Often the best way to translate _päiväjärjestys_ is "agenda," which can have any of the literal connotation of the to-do list for a meeting, a broader connotation akin to "program," or the wholly figurative connotation of an intention or motivation.

But sakvaka's suggestion is a good one, because getting something off the agenda in English would mean preventing it from coming to consideration rather than quickly considering it and moving on, as in the example cited.


----------



## Ben Jamin

sakvaka said:


> "Get something out of the way" would be an idiomatic translation, I think. _Hoitaa nopeasti pois alta_ is synonymous with this.
> 
> But how does this suit the context?  Well, I think here it just simply means "to hastily get rid of sth": _remove from the daily program_.


 My first thought was that 'hoitaa' was a misspelling of 'heittää', but then I realized that such a radical misspelling was unlikely.

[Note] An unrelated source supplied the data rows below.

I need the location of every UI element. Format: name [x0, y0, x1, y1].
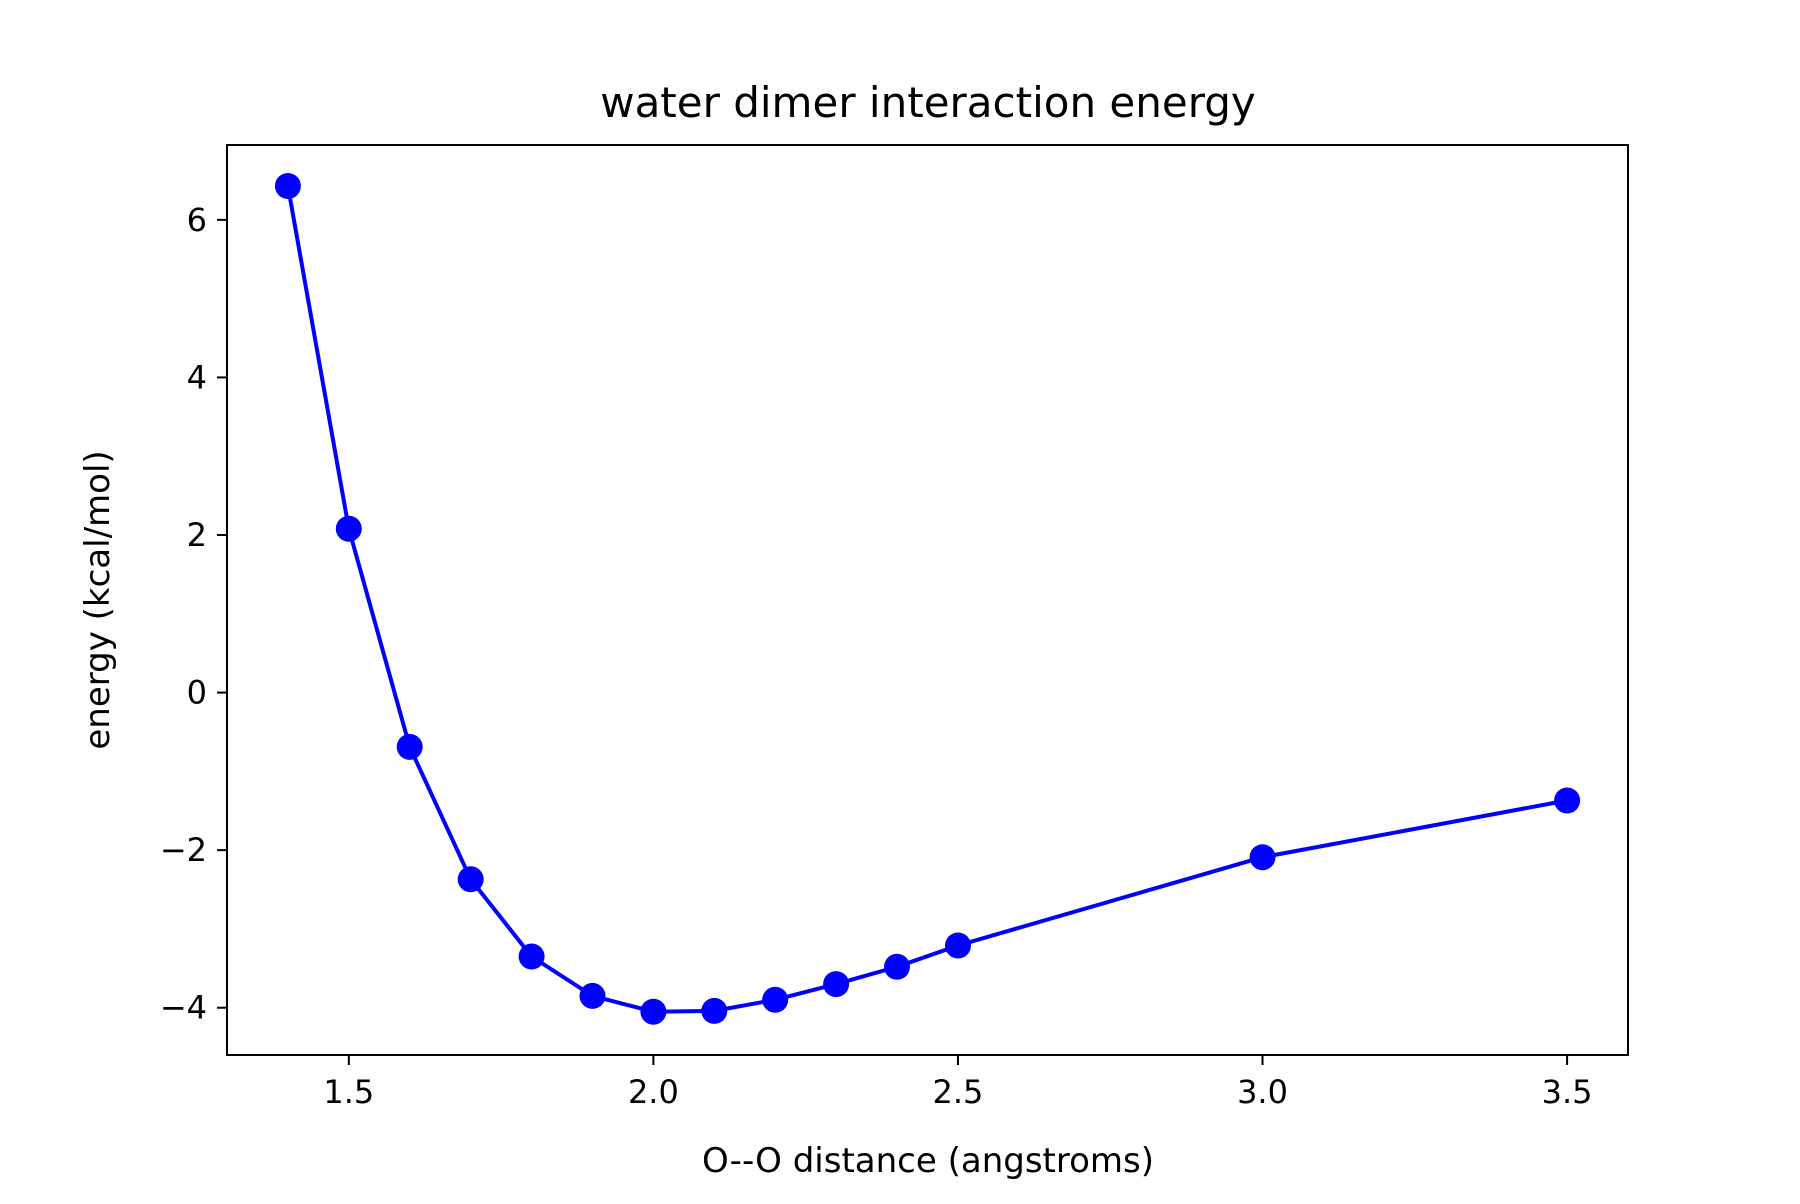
- y-tick-label: −2: [160, 831, 207, 869]
- y-tick-label: −4: [160, 989, 207, 1027]
- data-point: [884, 953, 910, 980]
- data-point: [701, 997, 728, 1024]
- x-axis-label: O--O distance (angstroms): [702, 1141, 1154, 1181]
- y-tick-label: 4: [187, 358, 207, 396]
- y-axis-label: energy (kcal/mol): [78, 450, 118, 749]
- y-tick-label: 6: [187, 201, 207, 239]
- plot-frame: [226, 144, 1629, 1056]
- chart-title: water dimer interaction energy: [600, 78, 1256, 127]
- plot-area: 1.5 2.0 2.5 3.0 3.5 −4 −2 0 2 4 6: [160, 144, 1629, 1111]
- data-point: [396, 733, 423, 760]
- data-point: [579, 982, 606, 1009]
- x-tick-label: 1.5: [323, 1073, 374, 1111]
- data-point: [823, 971, 850, 998]
- data-point: [1249, 844, 1276, 871]
- data-point: [1554, 787, 1581, 814]
- y-tick-label: 2: [187, 516, 207, 554]
- y-tick-label: 0: [187, 674, 207, 712]
- data-point: [457, 866, 484, 893]
- data-point: [762, 986, 789, 1013]
- data-point: [945, 932, 971, 959]
- x-tick-label: 2.5: [933, 1073, 984, 1111]
- x-tick-label: 3.5: [1542, 1073, 1593, 1111]
- x-tick-label: 3.0: [1237, 1073, 1288, 1111]
- x-tick-label: 2.0: [628, 1073, 679, 1111]
- data-point: [335, 515, 362, 542]
- data-point: [274, 173, 301, 199]
- data-point: [518, 943, 545, 970]
- data-point: [640, 998, 667, 1025]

Is 'hoitaa pois' a neologism, or is it already a well established expression?


----------



## sakvaka

It's well-established by now, I'd say. It is very common to hear - even in spoken language - something like _Mun täytyy ensin hoitaa nää hommat pois alta, ja vasta sitte mä voin keskittyä suhun. _However, I don't know much about history.


----------



## hui

sakvaka said:


> It's well-established by now, I'd say. It is very common to hear - even in spoken language - something like _Mun täytyy ensin hoitaa nää hommat pois alta, ja vasta sitte mä voin keskittyä suhun. _However, I don't know much about history.



I do not consider it to be _hoitaa pois _but _hoitaa hommat /__ asia. _If you leave out _pois alta / __päiväjärjestyksestä_, the meaning remains the same: you need to get something done first. _Pois alta / päiväjärjestyksestä_ emphasizes that then it will be out of the way.


----------